Darier disease in human patients is caused by heterozygous genetic variants in ATP2A2. These include missense, nonsense, frameshift, and splice site variants [7,8,31]. An intronic 18 bp insertion, 12 nucleotides upstream of exon 3, caused Darier disease in one human family. This insertion altered splicing and resulted in an aberrant transcript with 6 additional codons, which could be detected as in-frame insertion that did not lead to nonsense mediated decay [31].

Our genetic analysis revealed a heterozygous SINE insertion in intron 14 of the ATP2A2 gene, which was exclusively found in the affected dog, but not in 592 controls. The functional analysis at the mRNA level indicated nearly mono-allelic expression of ATP2A2 transcripts in skin of the affected dog. RNA-seq showed that the SINE insertion led to the activation of cryptic splice sites in intron 14 and the inclusion of an aberrant exon containing a premature stop codon. The observed allelic imbalance of the transcripts can be plausibly explained by nonsense-mediated decay [32] of the transcripts with the premature stop codon.

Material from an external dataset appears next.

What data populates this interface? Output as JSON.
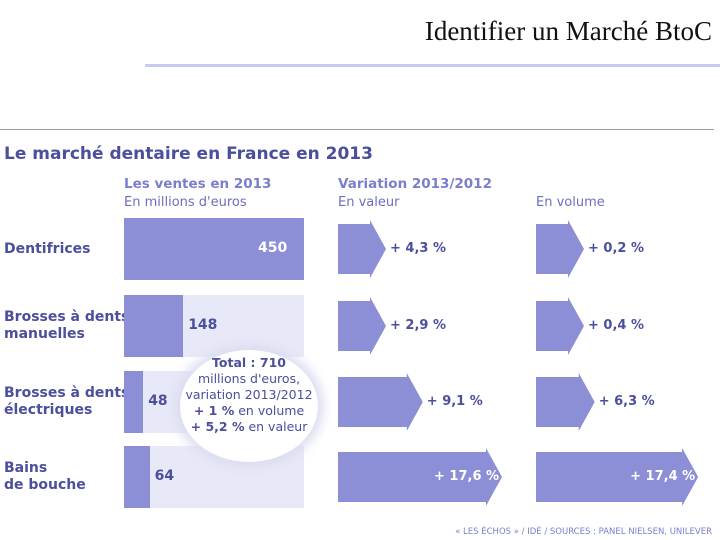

A limitation of our genetic analysis is the lack of family data. We hypothesize that the SINE insertion in the affected dog is the consequence of a de novo mutation event. Thus, the parents of the dog are assumed to be phenotypically and genotypically wildtype. If the homozygous wildtype genotype were confirmed in both parents, this would provide proof for the hypothetical de novo mutation event and another strong supporting argument for the pathogenicity of the SINE insertion. Unfortunately, we did not have access to the parents of the affected dog.

Given the extensive functional knowledge on ATP2A2 and the role of ATP2A2 variants in human Darier disease, we nonetheless think that our data strongly suggest that the SINE insertion may be considered a candidate causative variant for the phenotype in the affected dog.

5. Conclusions

We provided a comprehensive clinical, histopathological and genetic characterization of an Irish Terrier with Darier disease. The genetic analysis revealed an intronic SINE insertion into ATP2A2 as a candidate causative genetic variant leading to aberrant splicing and degradation of aberrant transcripts.